Two live DVDs/CDs, “Josh Groban In Concert” (2002) and “Live at the Greek “(2004) kept interest in the singer strong.
“I knew I had certainly the option and certainly a lot of pressure from a lot of people around me to, you know, repeat, and if it ain’t broke, don’t fix it,” Groban said.
But he did feel pressure to evolve, he said.
“It was just that I felt I was at a point in my career where I owed it to myself and I owed it to my fans to use the success to not just keep rehashing,” he said, “but to continue to expand and grow and listen closer to the influences I had that were getting louder and louder in my head to try and experiment with.”
In the end, “Awake” balances songs that are trademark Groban (such as “Solo Por Ti” and “February Song”) with more adventurous material such as the epic pop of “You Are Loved (Don’t Give Up).”

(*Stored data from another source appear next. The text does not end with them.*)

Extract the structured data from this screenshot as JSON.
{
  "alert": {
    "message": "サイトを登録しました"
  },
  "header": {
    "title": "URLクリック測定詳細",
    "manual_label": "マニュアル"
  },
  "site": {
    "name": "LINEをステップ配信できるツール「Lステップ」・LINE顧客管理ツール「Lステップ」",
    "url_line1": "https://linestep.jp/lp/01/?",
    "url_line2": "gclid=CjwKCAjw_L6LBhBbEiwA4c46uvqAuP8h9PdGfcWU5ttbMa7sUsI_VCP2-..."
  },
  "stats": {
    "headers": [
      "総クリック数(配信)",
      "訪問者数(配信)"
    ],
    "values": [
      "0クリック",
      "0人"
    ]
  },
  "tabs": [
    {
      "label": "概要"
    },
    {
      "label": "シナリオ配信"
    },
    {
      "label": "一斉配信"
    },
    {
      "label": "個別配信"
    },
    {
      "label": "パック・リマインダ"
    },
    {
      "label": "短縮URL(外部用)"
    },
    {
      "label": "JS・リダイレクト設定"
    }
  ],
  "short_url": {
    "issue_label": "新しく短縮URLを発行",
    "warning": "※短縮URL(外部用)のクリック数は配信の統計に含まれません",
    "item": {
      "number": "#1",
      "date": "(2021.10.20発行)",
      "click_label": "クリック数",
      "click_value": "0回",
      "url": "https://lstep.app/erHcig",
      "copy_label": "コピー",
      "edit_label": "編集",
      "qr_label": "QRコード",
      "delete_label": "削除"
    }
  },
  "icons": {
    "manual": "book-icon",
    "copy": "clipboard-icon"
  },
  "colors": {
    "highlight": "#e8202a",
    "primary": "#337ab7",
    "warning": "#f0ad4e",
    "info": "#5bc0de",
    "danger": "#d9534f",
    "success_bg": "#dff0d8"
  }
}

“I don’t look at it as an enormous departure,” Groban said. “I look at it as an evolution, for sure.”
“Lullaby/Weeping” was a song Groban discovered while touring South Africa. While there, he also organized a charity show to raise money to feed the needy and visited schools in Soweto.
“The music brought me there,” Groban said. “It really became one of the greatest fan bases I had outside of America.”
He met Nelson Mandela, an experience Groban calls “one of the greatest honors of my life.”
“Being asked to be an ambassador for his AIDS foundation was the second greatest honor,” he said.
Groban expects to play another set of concerts in South Africa in support of “Awake.” But for now he’s concentrating on the first American leg of the tour, which like the “Closer” tour, will find him augmenting a seven-person touring band with 20-person orchestras and choir groups recruited in each city.
“I wanted it to be exciting, and I wanted it to be bright and vibrant. But I also always want it to be really classy,” Groban said. “We really wanted to do just enough so people would kind of have the awe factor.”